Arterial circulation. The system of arteries that delivers blood from the heart pumping to the entire body. It is pressure dependent.

Venous circulation. The system of veins that returns blood to the lungs for oxygen and on to the heart. It is volume dependent. Gravity can work for or against this circulatory system depending on if the vein is above or below the heart.

Peripheral artery disease. When peripheral arteries in the legs become clogged with plaque, inhibiting or blocking blood flow.

Transcutaneous oximeter. A device that determines the amount of oxygen that blood delivers to a wound area.

Pre-albumin. A marker that indicates the level of protein in blood. The first step in determining whether sufficient protein is available to heal wounds.

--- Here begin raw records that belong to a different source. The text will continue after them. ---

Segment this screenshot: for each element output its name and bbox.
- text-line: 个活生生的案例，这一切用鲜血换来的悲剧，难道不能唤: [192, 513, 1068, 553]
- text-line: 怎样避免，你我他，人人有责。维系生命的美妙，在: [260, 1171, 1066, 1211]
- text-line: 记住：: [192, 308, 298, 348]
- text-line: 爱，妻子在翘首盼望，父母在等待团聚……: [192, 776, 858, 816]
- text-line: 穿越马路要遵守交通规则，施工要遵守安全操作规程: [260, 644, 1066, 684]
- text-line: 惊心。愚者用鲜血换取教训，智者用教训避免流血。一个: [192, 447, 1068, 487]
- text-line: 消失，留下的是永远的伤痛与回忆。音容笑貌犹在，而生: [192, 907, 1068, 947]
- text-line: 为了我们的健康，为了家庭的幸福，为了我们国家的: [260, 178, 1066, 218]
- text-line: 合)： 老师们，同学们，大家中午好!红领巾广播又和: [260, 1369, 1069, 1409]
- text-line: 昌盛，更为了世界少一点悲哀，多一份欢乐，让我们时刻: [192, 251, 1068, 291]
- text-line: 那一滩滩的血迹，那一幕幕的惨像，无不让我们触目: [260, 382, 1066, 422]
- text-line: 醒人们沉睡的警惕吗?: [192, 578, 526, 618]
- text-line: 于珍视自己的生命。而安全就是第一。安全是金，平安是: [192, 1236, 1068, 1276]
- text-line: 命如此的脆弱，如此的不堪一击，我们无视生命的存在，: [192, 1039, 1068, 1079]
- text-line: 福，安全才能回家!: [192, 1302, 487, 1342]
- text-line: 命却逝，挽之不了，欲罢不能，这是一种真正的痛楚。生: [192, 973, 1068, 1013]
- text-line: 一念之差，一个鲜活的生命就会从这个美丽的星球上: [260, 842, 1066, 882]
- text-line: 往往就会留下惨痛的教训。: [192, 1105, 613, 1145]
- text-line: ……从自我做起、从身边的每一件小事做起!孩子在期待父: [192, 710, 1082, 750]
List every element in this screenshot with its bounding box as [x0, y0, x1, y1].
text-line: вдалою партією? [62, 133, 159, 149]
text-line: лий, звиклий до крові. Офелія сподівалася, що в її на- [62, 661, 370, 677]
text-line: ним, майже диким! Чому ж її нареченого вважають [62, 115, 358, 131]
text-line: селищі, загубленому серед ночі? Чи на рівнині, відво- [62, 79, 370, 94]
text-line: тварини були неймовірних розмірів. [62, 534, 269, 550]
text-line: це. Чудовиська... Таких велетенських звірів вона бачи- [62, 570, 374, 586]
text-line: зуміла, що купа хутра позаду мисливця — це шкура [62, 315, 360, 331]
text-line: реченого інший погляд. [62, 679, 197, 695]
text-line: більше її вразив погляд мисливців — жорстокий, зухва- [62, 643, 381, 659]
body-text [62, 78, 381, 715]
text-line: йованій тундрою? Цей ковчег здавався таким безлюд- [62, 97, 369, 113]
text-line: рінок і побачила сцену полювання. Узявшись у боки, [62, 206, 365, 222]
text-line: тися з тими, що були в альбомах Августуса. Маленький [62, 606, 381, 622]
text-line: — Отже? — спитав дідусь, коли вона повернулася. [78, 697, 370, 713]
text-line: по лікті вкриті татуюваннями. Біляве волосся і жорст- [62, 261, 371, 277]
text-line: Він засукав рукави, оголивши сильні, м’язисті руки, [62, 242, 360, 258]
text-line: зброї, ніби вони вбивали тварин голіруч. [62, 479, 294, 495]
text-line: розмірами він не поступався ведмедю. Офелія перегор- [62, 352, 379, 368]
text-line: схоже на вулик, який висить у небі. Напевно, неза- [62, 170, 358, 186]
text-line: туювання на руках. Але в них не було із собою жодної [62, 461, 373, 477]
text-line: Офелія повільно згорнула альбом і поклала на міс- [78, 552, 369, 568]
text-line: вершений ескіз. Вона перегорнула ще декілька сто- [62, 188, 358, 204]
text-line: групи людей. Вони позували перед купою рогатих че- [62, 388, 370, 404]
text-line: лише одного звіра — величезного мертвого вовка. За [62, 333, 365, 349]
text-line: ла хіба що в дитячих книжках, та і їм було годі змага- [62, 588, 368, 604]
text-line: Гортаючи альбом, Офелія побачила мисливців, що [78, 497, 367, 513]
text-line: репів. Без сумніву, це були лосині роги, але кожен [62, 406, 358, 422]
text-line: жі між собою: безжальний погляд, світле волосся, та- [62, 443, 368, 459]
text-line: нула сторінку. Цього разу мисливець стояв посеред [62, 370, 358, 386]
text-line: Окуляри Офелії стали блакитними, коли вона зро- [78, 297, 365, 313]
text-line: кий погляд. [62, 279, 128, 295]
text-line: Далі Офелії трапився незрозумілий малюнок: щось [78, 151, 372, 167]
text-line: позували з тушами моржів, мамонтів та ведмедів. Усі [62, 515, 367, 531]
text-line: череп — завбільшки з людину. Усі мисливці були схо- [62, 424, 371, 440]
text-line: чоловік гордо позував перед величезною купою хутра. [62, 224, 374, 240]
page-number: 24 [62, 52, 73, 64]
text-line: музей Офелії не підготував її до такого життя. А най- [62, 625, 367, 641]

Protein deficiency. For wound healing, tissue building and functional maintenance, protein is the most important building block in the body. A deficiency prevents healing (analogy: a house needs to be framed before it can be bricked).

Indirect calorimetry. A method of determining the body’s total nutritional needs if one were at complete rest. Calculates the basal metabolic rate. Additional calories are required above this rate to heal wounds.

Catabolic state. When a body is severely malnourished. To get protein and additional calories for survival, the body “cannibalizes” itself (breaks down muscle and tissue).